Meeting/Workshop

Sex differences in pain experience and management

October 24, 2022

Strasbourg (France)

INTRODUCTION

In neuroscience, sex-based differences impact all systems and subsequently affect a majority of health conditions, resulting in differences between men and women in disease risk factors, prevalence, clinical picture, and response to treatment.

The nociception-pain field particularly illustrates those sex-based differences. Chronic pain is common worldwide and the lack of effective treatments confers a tremendous burden on individuals and on the overall healthcare systems and society. Although opiates, such as morphine and its derivatives, remain the most potent painkillers available at the hospital, their use and efficiency are limited by mild (i.e., nausea, constipation) to severe side effects, including analgesic tolerance, opioid use disorders and ultimately respiratory depression, which can lead to death.

Over the past thirty years, clinical studies have shown that women report more severe pain at more locations than do men but also indicated a higher prevalence of pain treatment failures in women. These results correlate with data from pre-clinical studies indicating sex differences in the analgesic effect of morphine with a higher efficacy in males. Since then, the involvement of sex hormones, mu opioid receptor signalling, glial cells and metabolism as potential actors of these sex differences have been enlighten.

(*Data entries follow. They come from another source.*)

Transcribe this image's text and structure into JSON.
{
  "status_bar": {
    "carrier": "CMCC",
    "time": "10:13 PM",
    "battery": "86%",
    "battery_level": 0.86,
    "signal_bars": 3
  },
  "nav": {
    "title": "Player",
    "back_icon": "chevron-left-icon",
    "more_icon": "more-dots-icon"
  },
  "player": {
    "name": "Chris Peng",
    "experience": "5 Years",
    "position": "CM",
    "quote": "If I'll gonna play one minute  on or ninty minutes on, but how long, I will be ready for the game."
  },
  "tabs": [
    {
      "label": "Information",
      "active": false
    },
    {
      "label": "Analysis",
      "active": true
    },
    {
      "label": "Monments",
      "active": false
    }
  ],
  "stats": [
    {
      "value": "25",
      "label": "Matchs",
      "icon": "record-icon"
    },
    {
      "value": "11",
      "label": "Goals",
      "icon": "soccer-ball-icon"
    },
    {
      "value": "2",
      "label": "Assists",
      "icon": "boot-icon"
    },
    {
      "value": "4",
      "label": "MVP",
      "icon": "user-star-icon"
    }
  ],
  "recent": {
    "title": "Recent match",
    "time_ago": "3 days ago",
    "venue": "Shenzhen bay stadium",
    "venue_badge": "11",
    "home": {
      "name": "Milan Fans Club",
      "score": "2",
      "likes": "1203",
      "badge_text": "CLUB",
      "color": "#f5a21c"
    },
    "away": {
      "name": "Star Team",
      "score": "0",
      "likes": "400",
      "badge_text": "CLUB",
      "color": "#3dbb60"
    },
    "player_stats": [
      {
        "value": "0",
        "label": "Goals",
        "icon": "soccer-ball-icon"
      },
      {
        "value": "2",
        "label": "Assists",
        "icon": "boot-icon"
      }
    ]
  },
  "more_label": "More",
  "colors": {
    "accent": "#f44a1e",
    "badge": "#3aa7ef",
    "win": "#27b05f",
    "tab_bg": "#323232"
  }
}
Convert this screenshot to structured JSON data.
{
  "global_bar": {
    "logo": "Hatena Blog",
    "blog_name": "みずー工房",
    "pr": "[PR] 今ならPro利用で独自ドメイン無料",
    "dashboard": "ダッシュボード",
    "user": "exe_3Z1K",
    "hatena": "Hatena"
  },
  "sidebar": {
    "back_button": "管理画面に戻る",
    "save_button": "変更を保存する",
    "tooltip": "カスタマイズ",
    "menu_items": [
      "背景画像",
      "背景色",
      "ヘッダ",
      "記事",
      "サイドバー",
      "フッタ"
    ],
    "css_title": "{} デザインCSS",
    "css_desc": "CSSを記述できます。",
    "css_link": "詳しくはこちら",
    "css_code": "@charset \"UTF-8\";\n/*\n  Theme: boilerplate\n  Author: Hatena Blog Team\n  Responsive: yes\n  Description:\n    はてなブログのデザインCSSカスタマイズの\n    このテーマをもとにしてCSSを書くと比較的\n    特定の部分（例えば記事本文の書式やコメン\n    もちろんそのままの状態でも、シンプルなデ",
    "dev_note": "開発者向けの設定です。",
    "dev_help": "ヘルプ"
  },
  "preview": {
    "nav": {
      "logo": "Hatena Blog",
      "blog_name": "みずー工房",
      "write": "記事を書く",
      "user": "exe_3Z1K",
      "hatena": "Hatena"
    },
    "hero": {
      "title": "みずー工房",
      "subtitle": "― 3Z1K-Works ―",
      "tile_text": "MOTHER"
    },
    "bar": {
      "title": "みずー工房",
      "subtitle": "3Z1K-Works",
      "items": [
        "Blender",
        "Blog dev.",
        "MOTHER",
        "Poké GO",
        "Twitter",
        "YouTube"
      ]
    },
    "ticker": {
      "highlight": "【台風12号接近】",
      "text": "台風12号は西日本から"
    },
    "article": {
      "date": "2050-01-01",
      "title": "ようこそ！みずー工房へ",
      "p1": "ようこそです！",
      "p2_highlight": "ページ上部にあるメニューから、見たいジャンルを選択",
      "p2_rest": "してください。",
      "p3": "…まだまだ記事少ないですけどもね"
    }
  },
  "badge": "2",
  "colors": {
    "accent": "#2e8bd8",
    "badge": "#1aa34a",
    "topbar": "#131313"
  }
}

During this symposium, results obtained on sex-difference studies in the nociception-pain field at the pre-clinical and clinical levels will be presented. The meeting will be the occasion to foster the inclusion of females/women in (pre-)clinical studies in substantial numbers, a paramount prerequisite to moving forward the entire discipline and reducing the clinical and socioeconomic impact of chronic pain.

 

A Neurex workshop organised by Volodya HOVHANNISYAN with the support of Euridol, ITI-Neurostra, HaPpY & USIAS.